Paramount Integrates Commerce as Media Giants Compete With TikTok Shop

woman with smartphone

With social apps leading the charge in shoppable content, more traditional entertainment companies such as Paramount are seeking new solutions to hold their own amid the rise of commerce-integrated media.

The entertainment provider recently partnered with Shopsense AI, an artificial intelligence (AI)-powered retail media platform to integrate mobile shopping opportunities into its content, both televised and streamed. In an interview with PYMNTS, Bryan Quinn, president and co-founder at Shopsense AI, spoke to the opportunity this presents for traditional media giants.

“There’s this fight going on in the living room for that consumer’s attention where they have the big screen on, but they also have their second screen device on,” Quinn said. “As we talk to broadcasters there’s a real desire to win back that attention of the living room and get back to where … they’re not competing with TikTok and with Google and with Amazon for the attention of that user.”

Additionally, Glenn Fishback, the company’s CEO and co-founder, noted that integrating retail opportunities into a given platform helps it get closer to being a super app — a single, unified platform for a wider range of consumers’ day-to-day digital needs. He cited his experience as global head of commercial for Klarna Media, launching the financial services company’s retail media arm.

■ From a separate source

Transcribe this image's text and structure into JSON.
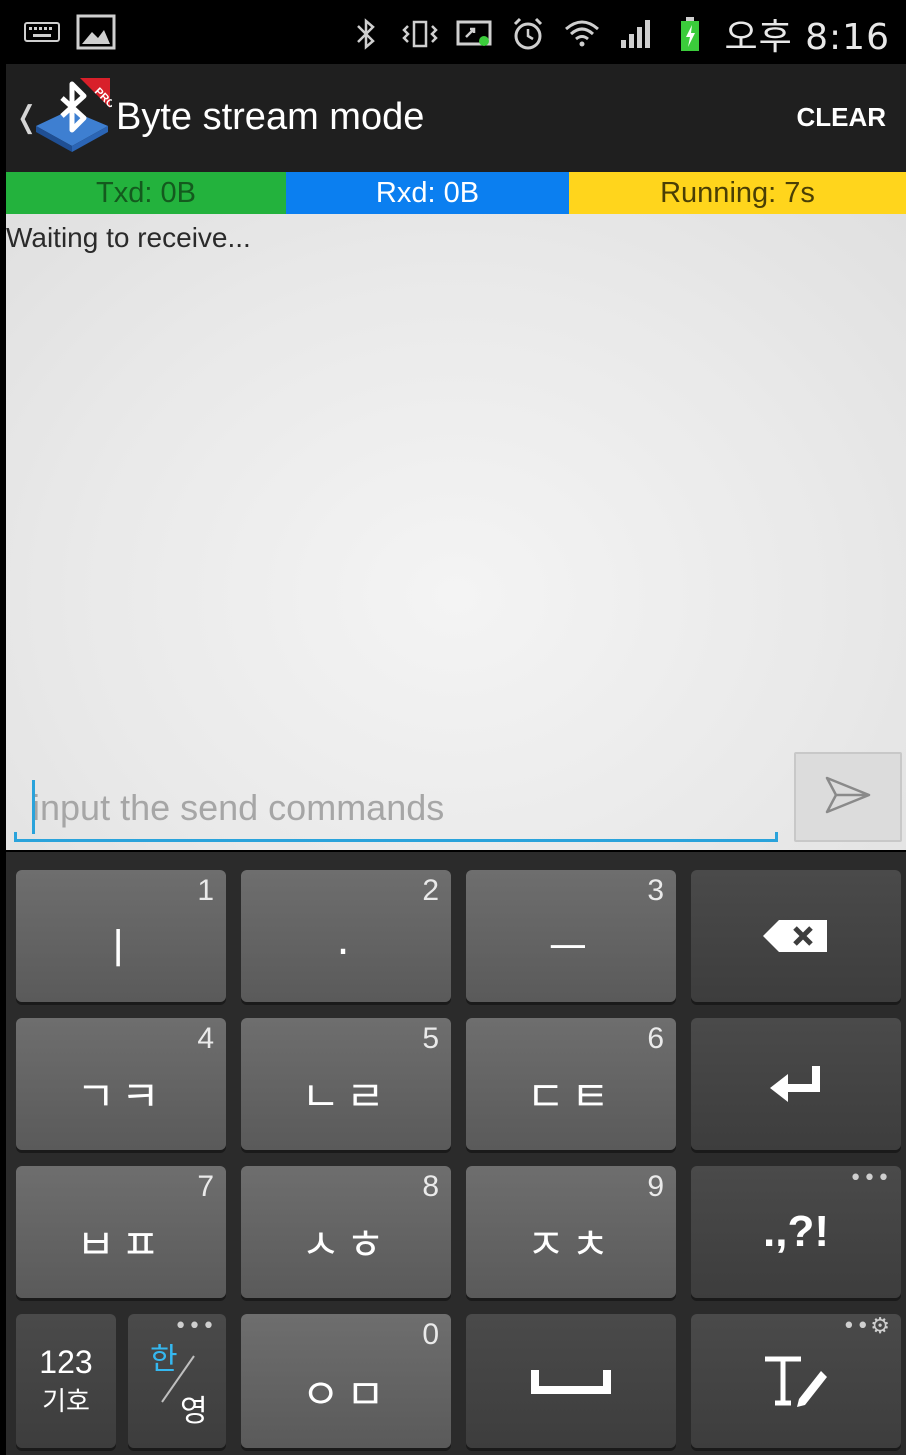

“Shopping was a great way to allow them to build a super app kind of mindset,” Fishback said. “Tiktok’s doing it today. They’ve been showing that shoppable videos is big. They’re building a huge business off of that. Why can’t the streamers do the same thing?

Certainly, consumers are using mobile devices to multitask, according to PYMNTS Intelligence’s “How We Will Pay Report: How Connected Devices Enable Multitasking Among Digital-First Consumers.” The study, which drew from a survey of more than 4,600 U.S. consumers, found that more than three-quarters of consumers used connected devices in the previous month while engaged in leisure activities.

Plus, many consumers are open to shoppable media. The same study found that, among the 95% of consumers who own connected devices, one-third would be interested in an internet-connected buying experience wherein, if they are watching a live-streamed series on an iPad or mobile device and they want to purchase an item of clothing or jewelry that they see on an actor, they could touch the screen to navigate to the product page and complete the purchase.

Quinn argued that movies and series are already playing a large role in influencing consumers’ purchasing, for instance crediting Yellowstone with the growing popularity of Carhartt.  As such, Fishback added, the media companies behind this increased demand, having invested in creating the content, should “have the first bite of the apple” when it comes to the retail sales it generates.

Looking ahead, Quinn predicts that shoppable media will gain ground very quickly.

“We just we started this journey just a couple of months ago and seeing how fast we’ve been able to build the technology and evolve has been just absolutely mind blowing,” he said. “How do we use AI to scale this and be able to really transform the end consumer journey and that relationship that a broadcaster has with that consumer? … I get giddy with excitement for where we’re going.”